Could real-time tracking of flight MH370 have been helpful
The Malaysian government released a five-page document last week detailing some of the efforts made to locate the missing plane over a large area, including expanding the search to include the Southern Indian Ocean.
The search for the wreckage of Air France’s 447 Airbus that disappeared in the Atlantic Ocean between Brazil and Africa took two years.
In the past five years, there have been two instances where large commercial aircraft that transport passengers and cargo have disappeared without their exact location being known.
In the report, the Malaysian Air Accident Investigation Bureau suggests that the International Civil Aviation Organisation ICAO examine the safety benefits of real time tracking of all transport planes.
This would require a way to track aircraft when they are not within the radar coverage.
As it would be impossible to cover all oceans with surface radar, satellite monitoring would have to be used to track aircraft mid-ocean.
GPS can’t help?
This technology cannot be used because it is not compatible with the GPS (Global Positioning Satellite) technology that is used in smartphones or car navigation systems.
GPS works only one way. Flickr/Highways Agency, CC BY
This technology uses only one-way signals from the GPS satellite constellation that are received by the telephone. The phone can determine its location geographically with great accuracy, but the GPS has no information about the actual location of your phone.
In order for real-time location technologies to work, there must be two-way communications to let the system know where the receiver is.
The simplest and most cost-effective way to do this is for every aircraft to periodically “ping” satellites, say, once per minute, with information including the aircraft’s latitude and longitude.
It would be best to have continuous communication in order to determine the exact location of any possible crash site. However, this would be cost-prohibitive. Once or twice a minute would suffice without affecting the knowledge of the aircraft’s location too much.
A real-time tracking system will also require the launch of additional satellites in order to provide global coverage. The costs associated with implementation are, therefore, not insignificant.
Existing technologies
The majority of modern passenger transport aircraft are already capable of transmitting data via satellite to the ground, even though the communication isn’t continuous.
The Aircraft Communications Addressing and Reporting System ( ACARS ) allows for technical data from aircraft, such as engine performance information, to be sent automatically back to the airline. The airline sends operational information to pilots, such as flight information and advisories.
Flight MH370 had ACARS. The Malaysian report states that even though the ACARS may have been deactivated during the flight, it was still “logged onto the network.” The system was periodically pinging satellites throughout the flight.
The Inmarsat Analysis was based on the Doppler Effect of six of these signals, which showed that the aircraft may have flown southwest toward the Southern Indian Ocean.
Why not transmit black box data
When developing and implementing real-time tracking, it is important to consider the routine transmission of flight recorder key parameters.
Australian inventor David Warren, with an early prototype of his black box flight recorder. DTSO
The cost and bandwidth of modern digital flight recorders may be an obstacle to transmitting the full information.
In cases like MH370, the transmission and storage of important flight data, such as altitude and airspeed, heading and engine power remaining, as well as vertical, lateral, and longitudinal acceleration, flight control, and flap positions, would be extremely useful.
It would be necessary to find the wreckage for moral and humane reasons. Theoretically, the less need there is to recover flight recorders, the more data that can be transmitted and stored remotely.
It would also be possible to start a comprehensive investigation of the crash even before locating the crash site.

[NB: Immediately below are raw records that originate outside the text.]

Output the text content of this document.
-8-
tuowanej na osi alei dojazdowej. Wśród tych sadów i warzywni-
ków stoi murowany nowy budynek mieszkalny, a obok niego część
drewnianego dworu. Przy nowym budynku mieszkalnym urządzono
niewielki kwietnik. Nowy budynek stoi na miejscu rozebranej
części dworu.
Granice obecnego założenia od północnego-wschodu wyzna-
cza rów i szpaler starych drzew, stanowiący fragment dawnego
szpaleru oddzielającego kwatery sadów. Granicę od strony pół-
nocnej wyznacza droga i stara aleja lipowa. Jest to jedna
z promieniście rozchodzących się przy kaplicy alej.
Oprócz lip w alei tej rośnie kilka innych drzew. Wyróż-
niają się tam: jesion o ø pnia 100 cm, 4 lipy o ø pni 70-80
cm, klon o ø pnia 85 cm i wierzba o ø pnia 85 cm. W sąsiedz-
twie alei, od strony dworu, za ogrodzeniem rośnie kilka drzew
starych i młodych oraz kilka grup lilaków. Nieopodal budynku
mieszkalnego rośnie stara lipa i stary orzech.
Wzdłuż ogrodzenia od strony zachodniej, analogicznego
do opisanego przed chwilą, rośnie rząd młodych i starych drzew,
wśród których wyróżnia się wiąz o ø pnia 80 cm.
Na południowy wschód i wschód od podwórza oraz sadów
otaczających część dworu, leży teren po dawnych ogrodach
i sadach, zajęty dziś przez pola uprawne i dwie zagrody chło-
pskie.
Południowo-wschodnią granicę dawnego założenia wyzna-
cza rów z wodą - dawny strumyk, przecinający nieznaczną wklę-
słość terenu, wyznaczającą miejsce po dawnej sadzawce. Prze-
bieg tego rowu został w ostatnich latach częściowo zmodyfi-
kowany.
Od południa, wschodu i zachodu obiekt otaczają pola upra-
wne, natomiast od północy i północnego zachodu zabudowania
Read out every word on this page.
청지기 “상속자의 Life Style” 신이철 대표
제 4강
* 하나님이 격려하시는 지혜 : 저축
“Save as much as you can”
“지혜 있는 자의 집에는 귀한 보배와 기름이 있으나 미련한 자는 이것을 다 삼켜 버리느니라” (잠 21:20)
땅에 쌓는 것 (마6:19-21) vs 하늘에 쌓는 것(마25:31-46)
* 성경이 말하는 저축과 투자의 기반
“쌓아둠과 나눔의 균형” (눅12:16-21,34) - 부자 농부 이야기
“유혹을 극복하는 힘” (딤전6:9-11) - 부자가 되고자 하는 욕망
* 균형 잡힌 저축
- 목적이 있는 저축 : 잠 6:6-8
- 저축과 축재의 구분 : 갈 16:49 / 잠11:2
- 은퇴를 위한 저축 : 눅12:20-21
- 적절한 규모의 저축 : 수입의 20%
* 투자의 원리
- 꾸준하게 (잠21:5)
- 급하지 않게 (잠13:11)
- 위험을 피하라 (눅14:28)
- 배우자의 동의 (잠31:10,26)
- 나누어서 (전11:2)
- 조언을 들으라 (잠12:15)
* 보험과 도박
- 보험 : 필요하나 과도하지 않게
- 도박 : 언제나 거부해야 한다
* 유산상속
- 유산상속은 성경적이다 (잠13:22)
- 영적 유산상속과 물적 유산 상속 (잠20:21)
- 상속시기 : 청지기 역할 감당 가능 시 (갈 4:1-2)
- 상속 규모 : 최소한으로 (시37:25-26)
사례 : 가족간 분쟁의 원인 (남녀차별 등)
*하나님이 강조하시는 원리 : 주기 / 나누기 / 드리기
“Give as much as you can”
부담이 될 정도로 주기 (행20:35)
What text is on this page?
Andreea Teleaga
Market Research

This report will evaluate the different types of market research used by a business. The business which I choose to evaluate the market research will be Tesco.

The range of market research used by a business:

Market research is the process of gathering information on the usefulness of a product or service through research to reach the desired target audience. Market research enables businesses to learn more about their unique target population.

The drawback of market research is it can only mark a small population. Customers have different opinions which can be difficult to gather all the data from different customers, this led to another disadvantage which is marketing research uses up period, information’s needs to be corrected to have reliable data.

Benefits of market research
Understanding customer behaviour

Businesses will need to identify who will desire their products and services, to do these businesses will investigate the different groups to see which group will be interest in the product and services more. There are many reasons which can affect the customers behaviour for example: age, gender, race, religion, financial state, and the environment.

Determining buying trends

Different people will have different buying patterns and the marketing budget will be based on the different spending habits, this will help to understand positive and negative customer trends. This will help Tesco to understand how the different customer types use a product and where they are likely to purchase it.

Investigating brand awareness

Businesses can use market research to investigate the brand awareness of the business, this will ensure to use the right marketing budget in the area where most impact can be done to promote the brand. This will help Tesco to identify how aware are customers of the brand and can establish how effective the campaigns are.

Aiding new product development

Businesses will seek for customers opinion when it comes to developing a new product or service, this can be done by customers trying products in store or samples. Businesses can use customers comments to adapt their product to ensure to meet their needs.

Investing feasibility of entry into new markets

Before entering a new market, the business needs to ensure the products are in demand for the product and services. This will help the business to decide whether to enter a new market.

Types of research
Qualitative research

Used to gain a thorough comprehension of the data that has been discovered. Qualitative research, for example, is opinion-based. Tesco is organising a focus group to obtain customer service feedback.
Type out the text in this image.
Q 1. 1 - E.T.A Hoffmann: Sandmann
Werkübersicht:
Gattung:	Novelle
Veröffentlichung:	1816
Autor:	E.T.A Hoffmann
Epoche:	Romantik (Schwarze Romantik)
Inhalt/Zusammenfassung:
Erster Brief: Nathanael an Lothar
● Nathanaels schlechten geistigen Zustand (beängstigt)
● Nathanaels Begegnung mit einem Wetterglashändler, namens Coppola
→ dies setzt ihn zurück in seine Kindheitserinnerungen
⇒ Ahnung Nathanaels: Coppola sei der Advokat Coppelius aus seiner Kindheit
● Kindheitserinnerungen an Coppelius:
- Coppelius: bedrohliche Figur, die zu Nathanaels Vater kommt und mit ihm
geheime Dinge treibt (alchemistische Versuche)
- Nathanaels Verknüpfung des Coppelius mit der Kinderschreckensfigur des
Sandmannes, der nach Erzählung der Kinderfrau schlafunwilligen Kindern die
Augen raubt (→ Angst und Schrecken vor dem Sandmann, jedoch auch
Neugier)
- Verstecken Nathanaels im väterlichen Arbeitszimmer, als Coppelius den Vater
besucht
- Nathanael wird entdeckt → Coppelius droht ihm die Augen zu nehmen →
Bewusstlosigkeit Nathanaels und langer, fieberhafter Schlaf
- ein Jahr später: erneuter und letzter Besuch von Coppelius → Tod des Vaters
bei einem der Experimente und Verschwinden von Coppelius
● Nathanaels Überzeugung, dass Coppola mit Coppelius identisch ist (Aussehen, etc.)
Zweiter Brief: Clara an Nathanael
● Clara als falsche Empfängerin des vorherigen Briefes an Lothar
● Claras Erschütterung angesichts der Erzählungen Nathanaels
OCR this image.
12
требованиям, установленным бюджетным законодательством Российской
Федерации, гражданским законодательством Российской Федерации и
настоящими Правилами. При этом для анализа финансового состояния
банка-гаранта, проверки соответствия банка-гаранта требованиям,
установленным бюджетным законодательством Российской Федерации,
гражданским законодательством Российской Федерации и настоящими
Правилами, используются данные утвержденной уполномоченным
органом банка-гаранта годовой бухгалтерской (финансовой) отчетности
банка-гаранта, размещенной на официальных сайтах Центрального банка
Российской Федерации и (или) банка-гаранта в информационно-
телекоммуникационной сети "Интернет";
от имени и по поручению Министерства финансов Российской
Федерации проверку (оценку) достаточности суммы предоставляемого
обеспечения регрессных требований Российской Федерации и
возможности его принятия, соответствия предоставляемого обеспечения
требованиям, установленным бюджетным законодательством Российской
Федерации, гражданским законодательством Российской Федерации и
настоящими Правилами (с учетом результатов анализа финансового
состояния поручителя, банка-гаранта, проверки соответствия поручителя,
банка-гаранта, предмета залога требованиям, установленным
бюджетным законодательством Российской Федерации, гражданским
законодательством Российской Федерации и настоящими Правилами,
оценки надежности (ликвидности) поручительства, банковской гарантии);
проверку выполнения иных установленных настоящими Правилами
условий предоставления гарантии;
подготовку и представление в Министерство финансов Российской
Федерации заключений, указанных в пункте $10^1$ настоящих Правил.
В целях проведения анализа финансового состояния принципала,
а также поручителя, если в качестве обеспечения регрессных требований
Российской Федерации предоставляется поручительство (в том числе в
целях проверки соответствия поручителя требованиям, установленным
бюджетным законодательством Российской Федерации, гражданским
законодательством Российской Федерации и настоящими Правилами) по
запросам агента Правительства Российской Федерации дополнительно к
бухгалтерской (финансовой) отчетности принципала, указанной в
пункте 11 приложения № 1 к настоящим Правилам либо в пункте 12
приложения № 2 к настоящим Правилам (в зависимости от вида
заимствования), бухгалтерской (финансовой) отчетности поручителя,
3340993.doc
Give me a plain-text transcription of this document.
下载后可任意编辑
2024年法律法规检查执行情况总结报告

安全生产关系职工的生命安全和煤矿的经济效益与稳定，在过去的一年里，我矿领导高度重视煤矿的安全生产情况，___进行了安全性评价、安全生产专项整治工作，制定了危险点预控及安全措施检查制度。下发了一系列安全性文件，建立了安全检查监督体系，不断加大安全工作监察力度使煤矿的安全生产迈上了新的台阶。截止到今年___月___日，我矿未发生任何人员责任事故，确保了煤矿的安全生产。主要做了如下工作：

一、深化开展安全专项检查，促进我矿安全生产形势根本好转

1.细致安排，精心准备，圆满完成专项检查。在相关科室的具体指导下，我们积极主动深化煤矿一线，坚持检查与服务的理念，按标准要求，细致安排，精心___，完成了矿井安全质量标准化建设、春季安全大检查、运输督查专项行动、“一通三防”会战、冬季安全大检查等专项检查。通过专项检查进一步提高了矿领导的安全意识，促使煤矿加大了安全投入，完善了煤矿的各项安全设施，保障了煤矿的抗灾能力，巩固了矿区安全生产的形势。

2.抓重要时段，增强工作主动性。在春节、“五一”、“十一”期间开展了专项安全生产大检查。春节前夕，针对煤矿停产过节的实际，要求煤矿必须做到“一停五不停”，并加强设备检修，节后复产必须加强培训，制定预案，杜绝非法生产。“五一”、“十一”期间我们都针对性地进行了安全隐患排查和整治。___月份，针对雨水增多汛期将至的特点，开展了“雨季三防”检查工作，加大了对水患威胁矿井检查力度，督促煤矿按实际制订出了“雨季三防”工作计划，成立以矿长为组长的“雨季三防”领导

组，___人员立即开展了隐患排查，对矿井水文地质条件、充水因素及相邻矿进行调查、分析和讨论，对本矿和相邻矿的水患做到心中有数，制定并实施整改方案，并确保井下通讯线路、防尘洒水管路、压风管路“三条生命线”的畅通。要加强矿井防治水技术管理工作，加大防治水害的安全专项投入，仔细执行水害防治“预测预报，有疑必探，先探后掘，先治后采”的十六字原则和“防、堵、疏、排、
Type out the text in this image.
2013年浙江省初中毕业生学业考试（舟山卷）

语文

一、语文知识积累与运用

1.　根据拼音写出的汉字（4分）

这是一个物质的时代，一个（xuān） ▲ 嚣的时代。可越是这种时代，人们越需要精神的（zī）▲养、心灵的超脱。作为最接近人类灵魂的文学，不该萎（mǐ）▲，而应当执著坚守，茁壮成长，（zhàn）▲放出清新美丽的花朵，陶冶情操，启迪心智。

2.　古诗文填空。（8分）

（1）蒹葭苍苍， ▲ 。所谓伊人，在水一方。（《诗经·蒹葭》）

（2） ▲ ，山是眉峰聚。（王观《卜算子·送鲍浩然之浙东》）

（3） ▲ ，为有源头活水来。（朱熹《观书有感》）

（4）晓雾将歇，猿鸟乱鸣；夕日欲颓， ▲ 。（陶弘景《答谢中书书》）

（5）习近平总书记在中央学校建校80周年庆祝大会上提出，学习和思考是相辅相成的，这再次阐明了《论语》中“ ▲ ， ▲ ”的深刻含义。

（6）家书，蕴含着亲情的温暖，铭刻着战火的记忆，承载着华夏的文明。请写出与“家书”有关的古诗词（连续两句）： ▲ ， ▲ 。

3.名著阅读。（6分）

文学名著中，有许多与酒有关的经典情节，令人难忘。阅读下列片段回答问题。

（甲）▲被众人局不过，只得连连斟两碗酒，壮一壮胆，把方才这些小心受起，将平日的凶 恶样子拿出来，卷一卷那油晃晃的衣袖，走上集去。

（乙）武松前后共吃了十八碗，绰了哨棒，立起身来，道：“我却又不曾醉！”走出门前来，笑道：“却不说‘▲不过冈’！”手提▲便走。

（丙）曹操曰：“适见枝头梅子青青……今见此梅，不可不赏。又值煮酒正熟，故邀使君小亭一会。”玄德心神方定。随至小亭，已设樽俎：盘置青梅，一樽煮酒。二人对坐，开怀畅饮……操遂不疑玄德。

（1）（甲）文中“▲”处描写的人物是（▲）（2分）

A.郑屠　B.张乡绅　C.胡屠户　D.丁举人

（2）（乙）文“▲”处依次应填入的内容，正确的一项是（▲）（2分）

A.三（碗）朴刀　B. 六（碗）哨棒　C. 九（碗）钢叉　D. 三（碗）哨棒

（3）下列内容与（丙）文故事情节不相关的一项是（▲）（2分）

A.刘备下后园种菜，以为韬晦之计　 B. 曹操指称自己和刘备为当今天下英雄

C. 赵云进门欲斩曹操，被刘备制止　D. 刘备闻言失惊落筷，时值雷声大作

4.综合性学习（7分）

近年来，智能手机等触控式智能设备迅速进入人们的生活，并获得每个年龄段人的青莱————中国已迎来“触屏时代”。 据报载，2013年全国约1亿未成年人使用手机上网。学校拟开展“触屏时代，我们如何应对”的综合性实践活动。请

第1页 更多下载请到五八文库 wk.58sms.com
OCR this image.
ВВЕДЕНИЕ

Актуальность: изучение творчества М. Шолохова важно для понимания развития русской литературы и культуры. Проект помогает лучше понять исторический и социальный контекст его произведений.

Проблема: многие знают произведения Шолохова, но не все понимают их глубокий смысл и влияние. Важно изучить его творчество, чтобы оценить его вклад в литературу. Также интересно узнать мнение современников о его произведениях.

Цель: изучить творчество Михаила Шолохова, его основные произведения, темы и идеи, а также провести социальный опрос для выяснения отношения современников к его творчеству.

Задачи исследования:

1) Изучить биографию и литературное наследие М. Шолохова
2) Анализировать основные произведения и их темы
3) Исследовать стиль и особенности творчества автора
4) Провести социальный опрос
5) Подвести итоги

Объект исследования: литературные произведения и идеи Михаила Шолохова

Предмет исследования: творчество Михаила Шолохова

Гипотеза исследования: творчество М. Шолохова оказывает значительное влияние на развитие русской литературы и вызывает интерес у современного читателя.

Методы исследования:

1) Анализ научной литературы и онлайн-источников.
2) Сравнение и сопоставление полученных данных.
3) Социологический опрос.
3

Flight crew associations around the world will raise concerns about confidentiality and misuse of data, particularly if the data includes audio files that are compressed and encrypted from cockpit voice recording data.
Safety improvements
As the search for MH370 proceeds without finding any evidence of the actual wreckage and as the associated costs increase, there is no doubt that changes will be made to air safety.
There is already a proposal to increase the recording time for cockpit voice recorders from 2 hours to 20 hours.
Globally, governments will continue to place more emphasis on finding alternative ways of tracking aircraft and establishing systems of routine transmission and storage of flight information.